‘I pity the fool’: Mr. T on jury duty
Star wows the crowd — including defendant’s family — but is not chosen
Who’d expect B.A. Baracus to shirk his civic duty?
Called for jury duty at Cook County Criminal Court, Mr. T didn’t disappoint Monday.
The “Rocky III” and “A-Team” star told stories during down time, autographed books and posed for pictures with other potential jurors, county employees — and the family of the defendant in the case he could have ended up hearing.
“I enjoy doing my civic duty along with my friends I’ve met,” said the Chicago-born actor, 56, motioning to the 20-plus potential jurors who’d been in the room with him for about five hours. “I enjoyed the people that were around me.
“It’s not about ‘The A-Team;’ it’s the J-Team — the jury team.”
Ultimately Judge Charles P. Burns dismissed Mr. T and others at 4:32 p.m. when a jury was seated in the drug case.
Sporting camouflage pants, a Tshirt, gym shoes and a longer version of his signature hairstyle, Mr. T — the only living person besides President Obama to have a Chia pottery figure modeled after him — carried a matching camo jacket and a gym bag with the logo “Lord’s Gym.”
“You’ve got to testify! Tell somebody about it. God is good!” he told an admirer as he tried to leave the building. “I pity the fool that don’t get it.”
The first at the county building to recognize him as a celebrity was the daughter of the defendant in the case.
Temeka Cartwright recognized Mr. T, born Laurence Tureaud, despite the American flag-patterned bandanna he wore and was quick to ask to snap a photo with him, said her sister Asia, daughter of defendant Sondra Cartwright, who prosecutors say tried to hide illegal drugs during a police raid at her Ida B. Wells apartment building.
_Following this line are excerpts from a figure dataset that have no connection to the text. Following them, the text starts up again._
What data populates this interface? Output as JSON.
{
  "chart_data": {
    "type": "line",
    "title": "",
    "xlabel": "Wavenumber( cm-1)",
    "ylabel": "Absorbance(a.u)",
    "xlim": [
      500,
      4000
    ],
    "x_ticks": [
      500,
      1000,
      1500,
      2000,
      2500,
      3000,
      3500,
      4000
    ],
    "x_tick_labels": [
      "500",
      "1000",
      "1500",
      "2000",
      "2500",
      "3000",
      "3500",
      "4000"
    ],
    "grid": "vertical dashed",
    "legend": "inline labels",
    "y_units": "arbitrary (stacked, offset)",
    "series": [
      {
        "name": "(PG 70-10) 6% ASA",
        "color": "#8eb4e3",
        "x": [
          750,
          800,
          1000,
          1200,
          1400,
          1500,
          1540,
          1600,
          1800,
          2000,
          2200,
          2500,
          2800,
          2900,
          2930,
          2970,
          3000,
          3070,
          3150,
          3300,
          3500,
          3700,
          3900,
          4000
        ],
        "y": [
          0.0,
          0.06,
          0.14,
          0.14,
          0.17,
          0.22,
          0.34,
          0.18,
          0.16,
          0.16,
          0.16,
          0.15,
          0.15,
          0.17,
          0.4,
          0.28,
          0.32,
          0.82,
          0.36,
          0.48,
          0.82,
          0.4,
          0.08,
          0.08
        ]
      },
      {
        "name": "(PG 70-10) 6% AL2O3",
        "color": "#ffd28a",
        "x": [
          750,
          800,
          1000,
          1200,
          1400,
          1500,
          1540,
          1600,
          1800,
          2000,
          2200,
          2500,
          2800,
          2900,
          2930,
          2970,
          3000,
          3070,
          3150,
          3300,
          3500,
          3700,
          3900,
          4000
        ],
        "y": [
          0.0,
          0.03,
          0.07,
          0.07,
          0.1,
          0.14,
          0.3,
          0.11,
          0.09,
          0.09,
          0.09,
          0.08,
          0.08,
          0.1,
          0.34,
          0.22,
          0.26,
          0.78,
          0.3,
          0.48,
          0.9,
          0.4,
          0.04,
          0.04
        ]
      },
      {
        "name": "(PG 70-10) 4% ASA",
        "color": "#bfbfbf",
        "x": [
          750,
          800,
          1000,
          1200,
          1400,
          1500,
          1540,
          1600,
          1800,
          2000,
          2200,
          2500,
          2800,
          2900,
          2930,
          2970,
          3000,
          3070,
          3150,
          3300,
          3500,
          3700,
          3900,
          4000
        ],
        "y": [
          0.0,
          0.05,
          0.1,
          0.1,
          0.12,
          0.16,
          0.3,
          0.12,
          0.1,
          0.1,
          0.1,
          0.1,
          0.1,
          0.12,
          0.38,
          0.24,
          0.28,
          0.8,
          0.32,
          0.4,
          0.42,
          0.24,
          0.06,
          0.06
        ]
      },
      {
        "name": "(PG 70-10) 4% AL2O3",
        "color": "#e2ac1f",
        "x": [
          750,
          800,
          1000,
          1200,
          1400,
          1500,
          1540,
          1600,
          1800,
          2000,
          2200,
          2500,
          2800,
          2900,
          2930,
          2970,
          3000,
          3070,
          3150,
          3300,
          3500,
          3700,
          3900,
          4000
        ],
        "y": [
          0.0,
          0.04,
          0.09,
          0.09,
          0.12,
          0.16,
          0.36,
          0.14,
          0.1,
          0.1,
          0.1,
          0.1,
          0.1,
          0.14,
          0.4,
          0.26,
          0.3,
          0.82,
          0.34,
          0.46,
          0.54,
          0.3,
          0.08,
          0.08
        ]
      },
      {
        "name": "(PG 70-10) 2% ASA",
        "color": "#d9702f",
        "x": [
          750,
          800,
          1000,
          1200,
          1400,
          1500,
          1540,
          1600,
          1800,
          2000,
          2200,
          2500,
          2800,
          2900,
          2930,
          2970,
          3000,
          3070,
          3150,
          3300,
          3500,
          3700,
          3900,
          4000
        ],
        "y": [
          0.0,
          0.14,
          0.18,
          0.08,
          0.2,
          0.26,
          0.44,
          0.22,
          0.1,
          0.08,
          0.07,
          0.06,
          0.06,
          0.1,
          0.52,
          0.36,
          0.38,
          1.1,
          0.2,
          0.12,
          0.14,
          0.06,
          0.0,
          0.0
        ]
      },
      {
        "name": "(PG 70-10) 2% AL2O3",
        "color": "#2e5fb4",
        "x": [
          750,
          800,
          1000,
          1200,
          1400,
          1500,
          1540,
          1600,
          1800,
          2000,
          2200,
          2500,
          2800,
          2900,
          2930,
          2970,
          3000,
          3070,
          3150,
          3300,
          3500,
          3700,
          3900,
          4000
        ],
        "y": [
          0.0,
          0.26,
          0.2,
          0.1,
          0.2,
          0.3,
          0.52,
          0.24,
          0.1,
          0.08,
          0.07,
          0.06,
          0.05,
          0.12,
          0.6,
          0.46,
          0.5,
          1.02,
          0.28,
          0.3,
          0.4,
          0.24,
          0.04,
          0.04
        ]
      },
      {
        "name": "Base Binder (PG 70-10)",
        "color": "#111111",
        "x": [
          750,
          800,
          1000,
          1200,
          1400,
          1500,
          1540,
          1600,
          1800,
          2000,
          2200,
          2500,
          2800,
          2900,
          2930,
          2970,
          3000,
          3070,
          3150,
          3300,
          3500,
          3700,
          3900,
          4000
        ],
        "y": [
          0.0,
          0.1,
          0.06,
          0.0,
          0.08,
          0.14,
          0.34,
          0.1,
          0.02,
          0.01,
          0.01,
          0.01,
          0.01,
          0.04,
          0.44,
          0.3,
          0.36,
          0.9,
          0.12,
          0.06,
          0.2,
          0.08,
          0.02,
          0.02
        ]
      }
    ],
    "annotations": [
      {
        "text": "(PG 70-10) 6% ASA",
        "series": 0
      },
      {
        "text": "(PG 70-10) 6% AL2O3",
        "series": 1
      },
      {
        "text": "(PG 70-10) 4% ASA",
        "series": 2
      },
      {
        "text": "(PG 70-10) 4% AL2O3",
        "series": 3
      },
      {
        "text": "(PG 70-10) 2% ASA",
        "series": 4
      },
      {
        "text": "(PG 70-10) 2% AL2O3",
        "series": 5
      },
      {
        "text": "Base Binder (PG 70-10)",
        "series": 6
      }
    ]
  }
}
She said she didn’t know why Mr. T didn’t land on the jury.
“My mom would have picked him,” she said.
Sondra Cartwright is defending herself in the case.
Like others called for jury duty, Mr. T will collect $17.20 for the day’s work.
There was no bad attitude on the part of the actor regarding jury duty.
“If you’re innocent, I’m your best man,” he said. “But if you’re guilty, I pity that fool.”